I cannot run the sample applications. What is wrong?
 

In order to run an application built using Xerces you must set up your path and library search path properly. For more information refer to the Installation instructions.


Why my document is valid on some platform while invalid on others?
 

The parser relies on the system call, strtod(), to parse a string representation of a double/float data. In the case of no invalid characters found, the strtod() returns a double/float value if it is representable on that platform, or raises ERANGE to indicate either underflow or underflow occurs. And the parser assigns zero to the said data if underflow is found.

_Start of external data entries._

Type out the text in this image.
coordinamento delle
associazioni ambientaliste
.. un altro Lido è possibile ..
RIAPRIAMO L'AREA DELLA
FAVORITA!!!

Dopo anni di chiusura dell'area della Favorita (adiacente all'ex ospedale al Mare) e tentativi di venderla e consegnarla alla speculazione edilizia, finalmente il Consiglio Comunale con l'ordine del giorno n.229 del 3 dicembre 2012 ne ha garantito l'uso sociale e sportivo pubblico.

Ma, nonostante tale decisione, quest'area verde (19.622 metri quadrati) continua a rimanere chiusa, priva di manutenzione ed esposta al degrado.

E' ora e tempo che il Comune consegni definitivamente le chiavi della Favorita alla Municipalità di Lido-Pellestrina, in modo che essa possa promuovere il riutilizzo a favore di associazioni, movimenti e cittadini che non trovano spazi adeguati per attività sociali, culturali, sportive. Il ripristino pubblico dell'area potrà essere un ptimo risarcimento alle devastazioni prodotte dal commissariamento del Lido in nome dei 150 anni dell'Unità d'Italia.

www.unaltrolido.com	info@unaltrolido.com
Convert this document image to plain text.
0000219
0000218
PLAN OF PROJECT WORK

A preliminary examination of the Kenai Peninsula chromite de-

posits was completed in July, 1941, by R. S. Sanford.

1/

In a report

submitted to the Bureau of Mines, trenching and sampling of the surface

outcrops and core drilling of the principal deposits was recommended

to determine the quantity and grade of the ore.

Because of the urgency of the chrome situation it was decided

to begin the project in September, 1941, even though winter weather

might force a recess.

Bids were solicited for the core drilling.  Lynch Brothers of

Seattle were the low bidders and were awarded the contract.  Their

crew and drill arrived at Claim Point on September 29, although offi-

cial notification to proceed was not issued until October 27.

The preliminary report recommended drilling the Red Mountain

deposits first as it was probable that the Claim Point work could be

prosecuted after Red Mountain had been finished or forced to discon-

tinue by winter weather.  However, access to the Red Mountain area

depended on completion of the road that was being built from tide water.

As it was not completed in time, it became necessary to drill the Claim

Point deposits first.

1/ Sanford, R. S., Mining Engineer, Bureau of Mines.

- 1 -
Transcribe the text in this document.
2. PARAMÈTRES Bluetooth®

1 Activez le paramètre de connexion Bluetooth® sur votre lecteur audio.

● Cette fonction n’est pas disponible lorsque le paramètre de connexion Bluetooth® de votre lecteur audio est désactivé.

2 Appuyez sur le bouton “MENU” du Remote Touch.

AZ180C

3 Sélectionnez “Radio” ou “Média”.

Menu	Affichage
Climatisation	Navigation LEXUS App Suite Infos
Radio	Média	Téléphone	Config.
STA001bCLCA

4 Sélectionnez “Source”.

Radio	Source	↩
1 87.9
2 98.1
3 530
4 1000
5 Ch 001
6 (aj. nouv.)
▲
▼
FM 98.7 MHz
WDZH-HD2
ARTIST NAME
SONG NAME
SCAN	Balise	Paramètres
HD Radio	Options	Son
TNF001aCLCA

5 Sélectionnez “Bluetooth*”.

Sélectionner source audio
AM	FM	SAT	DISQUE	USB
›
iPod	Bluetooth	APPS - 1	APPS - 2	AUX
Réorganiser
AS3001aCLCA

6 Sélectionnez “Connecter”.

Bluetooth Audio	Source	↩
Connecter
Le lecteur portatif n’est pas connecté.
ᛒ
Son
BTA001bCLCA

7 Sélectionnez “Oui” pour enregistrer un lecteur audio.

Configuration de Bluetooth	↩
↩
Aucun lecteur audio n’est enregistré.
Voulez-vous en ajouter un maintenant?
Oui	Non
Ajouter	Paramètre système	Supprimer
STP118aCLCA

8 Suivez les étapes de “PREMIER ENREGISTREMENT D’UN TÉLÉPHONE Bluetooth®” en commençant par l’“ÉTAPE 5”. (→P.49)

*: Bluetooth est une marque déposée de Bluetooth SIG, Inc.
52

The threshold, where the strtod() decides if an underflow occurs, varies on platforms. On Windows, it is roughly the order of e-308, on Linux, e-325, and on AIX, HP-UX and Solaris, e-324.

So in an instance document, a data of value 1.0e-310 from a type with minExclusive 0, is considered invalid on windows (since it is converted to 0 and therefore violates the minExclusive constraint), but valid on other Unix platforms (since it remains the original value).

The discussion above applies to data in xsd file as well.